Dazu verwenden wir wissenschaftlich untersuchte Prognosemethoden und -instrumente. Dabei gilt: Je seltener ein Ereignis, desto schwieriger ist es zu prognostizieren. Tötungsdelikte sind in der Schweiz selten. Letztes Jahr hatten wir ein Allzeittief von 41 Tötungsdelikten. Und wenn wir von Wiederholungstötungsdelikten sprechen, dann sind das noch seltenere Ereignisse. Die Häufigkeit des Wiederauftretens bei Mord und Totschlag liegt in der Schweiz bei unter 3 Prozent. Bei Inzest sowie Gewaltdelikten mit pädophilem Hintergrund liegt die Häufigkeit des Wiederauftretens bei 3 bis 10 Prozent. Bei Raub, Brandstiftung, Vergewaltigung, sexueller Nötigung sind es 10 bis 25 Prozent und bei Körperverletzung, Exhibitionismus sowie heterosexueller Pädophilie liegt sie bei 25 bis 50 Prozent.
plädoyer: Wie beurteilen Sie die Zusammenarbeit mit den Gerichten?

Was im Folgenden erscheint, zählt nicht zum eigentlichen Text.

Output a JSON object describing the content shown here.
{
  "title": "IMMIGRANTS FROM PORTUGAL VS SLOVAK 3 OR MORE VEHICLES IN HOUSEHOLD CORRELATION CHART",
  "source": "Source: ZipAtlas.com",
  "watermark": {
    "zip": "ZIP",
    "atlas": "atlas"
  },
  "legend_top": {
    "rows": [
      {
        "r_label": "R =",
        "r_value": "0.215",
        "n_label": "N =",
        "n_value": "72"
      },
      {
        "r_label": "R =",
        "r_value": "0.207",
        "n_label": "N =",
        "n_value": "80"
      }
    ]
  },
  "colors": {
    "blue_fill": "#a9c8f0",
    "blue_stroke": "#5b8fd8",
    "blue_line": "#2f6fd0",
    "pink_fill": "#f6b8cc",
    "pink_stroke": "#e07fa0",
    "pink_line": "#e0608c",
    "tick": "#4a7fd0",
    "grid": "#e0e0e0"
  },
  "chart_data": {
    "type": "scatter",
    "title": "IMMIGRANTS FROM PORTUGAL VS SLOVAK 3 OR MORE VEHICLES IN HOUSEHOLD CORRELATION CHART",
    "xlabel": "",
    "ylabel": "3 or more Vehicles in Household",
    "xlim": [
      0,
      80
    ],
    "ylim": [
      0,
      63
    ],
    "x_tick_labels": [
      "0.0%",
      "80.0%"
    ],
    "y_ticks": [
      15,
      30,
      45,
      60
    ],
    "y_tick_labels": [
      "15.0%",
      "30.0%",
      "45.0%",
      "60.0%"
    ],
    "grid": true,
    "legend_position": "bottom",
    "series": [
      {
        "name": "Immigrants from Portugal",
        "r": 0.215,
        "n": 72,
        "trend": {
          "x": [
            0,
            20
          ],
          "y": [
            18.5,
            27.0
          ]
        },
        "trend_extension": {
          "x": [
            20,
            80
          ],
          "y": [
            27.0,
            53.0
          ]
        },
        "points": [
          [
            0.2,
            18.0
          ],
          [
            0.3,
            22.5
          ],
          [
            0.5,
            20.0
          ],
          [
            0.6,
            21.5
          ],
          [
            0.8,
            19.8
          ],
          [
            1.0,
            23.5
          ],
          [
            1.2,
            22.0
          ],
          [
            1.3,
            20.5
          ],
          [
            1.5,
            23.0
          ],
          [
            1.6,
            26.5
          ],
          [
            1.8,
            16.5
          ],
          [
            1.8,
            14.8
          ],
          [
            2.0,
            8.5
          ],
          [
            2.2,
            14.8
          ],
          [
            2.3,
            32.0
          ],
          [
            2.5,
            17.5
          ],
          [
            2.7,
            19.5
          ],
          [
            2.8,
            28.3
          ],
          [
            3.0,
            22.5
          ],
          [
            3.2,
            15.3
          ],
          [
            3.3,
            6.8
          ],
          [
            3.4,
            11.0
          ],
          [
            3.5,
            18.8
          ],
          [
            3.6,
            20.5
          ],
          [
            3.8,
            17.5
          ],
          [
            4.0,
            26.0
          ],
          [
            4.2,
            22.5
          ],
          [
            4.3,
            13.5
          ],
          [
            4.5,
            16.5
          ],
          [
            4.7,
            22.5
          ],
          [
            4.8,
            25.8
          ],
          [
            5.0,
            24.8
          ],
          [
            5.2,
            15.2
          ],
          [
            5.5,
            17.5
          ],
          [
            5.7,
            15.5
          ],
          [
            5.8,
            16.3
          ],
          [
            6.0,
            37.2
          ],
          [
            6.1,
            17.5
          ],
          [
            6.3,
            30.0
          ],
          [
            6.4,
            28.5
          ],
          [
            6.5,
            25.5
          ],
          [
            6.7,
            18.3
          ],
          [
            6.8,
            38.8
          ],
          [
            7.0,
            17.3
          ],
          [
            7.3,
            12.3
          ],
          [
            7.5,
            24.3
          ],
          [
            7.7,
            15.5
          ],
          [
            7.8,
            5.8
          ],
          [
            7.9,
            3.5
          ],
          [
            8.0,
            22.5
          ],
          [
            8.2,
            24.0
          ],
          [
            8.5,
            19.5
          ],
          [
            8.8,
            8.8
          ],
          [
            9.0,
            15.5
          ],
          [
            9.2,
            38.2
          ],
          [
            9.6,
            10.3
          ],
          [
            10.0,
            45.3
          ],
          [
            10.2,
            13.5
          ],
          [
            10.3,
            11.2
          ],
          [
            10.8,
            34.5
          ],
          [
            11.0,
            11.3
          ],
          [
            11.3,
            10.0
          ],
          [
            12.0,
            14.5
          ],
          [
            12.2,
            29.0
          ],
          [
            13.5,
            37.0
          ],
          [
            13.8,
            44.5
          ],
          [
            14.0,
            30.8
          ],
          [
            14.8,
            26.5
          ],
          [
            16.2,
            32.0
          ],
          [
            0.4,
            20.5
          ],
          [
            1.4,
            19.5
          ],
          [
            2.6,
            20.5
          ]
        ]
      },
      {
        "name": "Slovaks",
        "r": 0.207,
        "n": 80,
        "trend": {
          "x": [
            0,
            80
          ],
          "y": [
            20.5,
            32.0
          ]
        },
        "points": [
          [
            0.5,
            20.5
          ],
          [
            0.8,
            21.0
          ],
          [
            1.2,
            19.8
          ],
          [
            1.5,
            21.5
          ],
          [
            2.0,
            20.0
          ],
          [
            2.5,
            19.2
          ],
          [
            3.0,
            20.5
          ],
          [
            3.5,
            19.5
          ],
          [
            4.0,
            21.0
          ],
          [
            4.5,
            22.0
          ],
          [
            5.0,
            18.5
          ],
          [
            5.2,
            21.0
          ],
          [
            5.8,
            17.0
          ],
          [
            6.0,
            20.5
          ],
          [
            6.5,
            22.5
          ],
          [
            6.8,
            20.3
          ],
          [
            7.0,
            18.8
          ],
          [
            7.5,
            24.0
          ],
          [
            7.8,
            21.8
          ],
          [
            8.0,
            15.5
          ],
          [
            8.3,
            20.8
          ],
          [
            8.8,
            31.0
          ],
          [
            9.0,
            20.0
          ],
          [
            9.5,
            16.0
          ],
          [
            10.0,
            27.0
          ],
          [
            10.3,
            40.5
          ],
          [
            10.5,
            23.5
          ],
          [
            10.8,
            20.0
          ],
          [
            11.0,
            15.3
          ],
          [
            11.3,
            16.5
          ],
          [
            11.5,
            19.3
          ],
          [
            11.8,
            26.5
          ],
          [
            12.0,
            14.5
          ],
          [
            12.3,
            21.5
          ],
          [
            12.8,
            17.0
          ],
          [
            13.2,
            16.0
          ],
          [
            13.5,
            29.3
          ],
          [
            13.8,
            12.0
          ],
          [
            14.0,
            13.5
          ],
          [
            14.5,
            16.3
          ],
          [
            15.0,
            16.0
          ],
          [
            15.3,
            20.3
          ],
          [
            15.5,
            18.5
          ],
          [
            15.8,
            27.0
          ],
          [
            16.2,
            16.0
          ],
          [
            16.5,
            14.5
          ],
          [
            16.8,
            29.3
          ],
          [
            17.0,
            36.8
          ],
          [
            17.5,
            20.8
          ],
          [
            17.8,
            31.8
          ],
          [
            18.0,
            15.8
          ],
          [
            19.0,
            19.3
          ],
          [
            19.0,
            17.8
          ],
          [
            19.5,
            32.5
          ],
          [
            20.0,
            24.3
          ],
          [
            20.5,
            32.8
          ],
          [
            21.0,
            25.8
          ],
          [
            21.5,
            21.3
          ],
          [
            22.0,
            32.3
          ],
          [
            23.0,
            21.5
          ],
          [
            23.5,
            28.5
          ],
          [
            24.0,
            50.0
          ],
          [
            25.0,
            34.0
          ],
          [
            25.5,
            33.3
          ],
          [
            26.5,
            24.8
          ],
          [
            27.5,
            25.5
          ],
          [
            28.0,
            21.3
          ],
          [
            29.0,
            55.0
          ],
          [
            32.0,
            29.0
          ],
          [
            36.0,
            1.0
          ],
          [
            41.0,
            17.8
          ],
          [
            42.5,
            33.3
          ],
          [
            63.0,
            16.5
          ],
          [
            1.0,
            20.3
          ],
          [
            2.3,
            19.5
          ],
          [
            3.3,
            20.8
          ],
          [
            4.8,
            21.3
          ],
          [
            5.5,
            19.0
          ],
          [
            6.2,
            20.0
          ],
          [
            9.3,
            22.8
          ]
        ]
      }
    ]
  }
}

Medizinische Wissenschaften arbeiten mit Wahrscheinlichkeiten. Das müssen wir den Gerichten und Behörden immer wieder klarmachen. Dazu kommt, dass diese Risikowahrscheinlichkeiten nicht stabil sind. Wir haben viel zu wenig wirklich gute Studien, wie sich das Risiko zeitlich bei unterschiedlichen Tätern mit unterschiedlichen Störungen und mit unterschiedlichen Deliktskategorien verhält. Nach bundesgerichtlicher Rechtsprechung wird von uns eine Individualprognose gefordert. Ich meine, wir lehnen uns bezüglich dieser Möglichkeiten sehr weit aus dem Fenster.
plädoyer: Wo sehen Sie Handlungsbedarf?
Es braucht eine klare Rollentrennung zwischen Justiz und Psychiatrie. Rechtsfragen und Sachfragen müssen strikt getrennt betrachtet werden. Die standardisierten Fragenkataloge müssen wohl angepasst werden. Es darf nicht sein, dass wir gefragt werden, ob beispielsweise eine ambulante oder eine stationäre Massnahme geeignet ist, die Rückfallgefahr zu reduzieren.
Die Anordnung einer solchen Massnahme stellt einen massiven Eingriff in die Persönlichkeitsrechte dar. Zudem benötigt die Justiz klare Angaben über die Validität unserer Methoden – sowohl in der Diagnostik als auch bei der Beurteilung des Rückfallrisikos. Wir sind gut beraten, unsern Job mit mehr Bescheidenheit zu machen. Wir müssen lernen zu sagen, dass wir gewisse Fragen mit den uns zur Verfügung stehenden Methoden nur mit sehr begrenzter Validität beantworten können.
Über 800 verwahrte Straftäter
Die Zahl der Verwahrten nach Artikel 59 StGB ist in den letzten sechs Jahren um 150 Prozent gestiegen: 2009 befanden sich noch 346 Verurteilte mit einer kleinen Verwahrung im Strafvollzug, letztes Jahr waren es bereits 864 Inhaftierte. Mit 178 Verurteilten liegt der Kanton Zürich an der Spitze. Es folgen Bern mit 122, Waadt mit 92, Genf mit 78 und Basel mit 62 Verurteilten, so die «Sonntags-Zeitung» am 8. Mai mit Hinweis auf eine Umfrage der Konferenz der kantonalen Justiz- und Polizeidirektionen.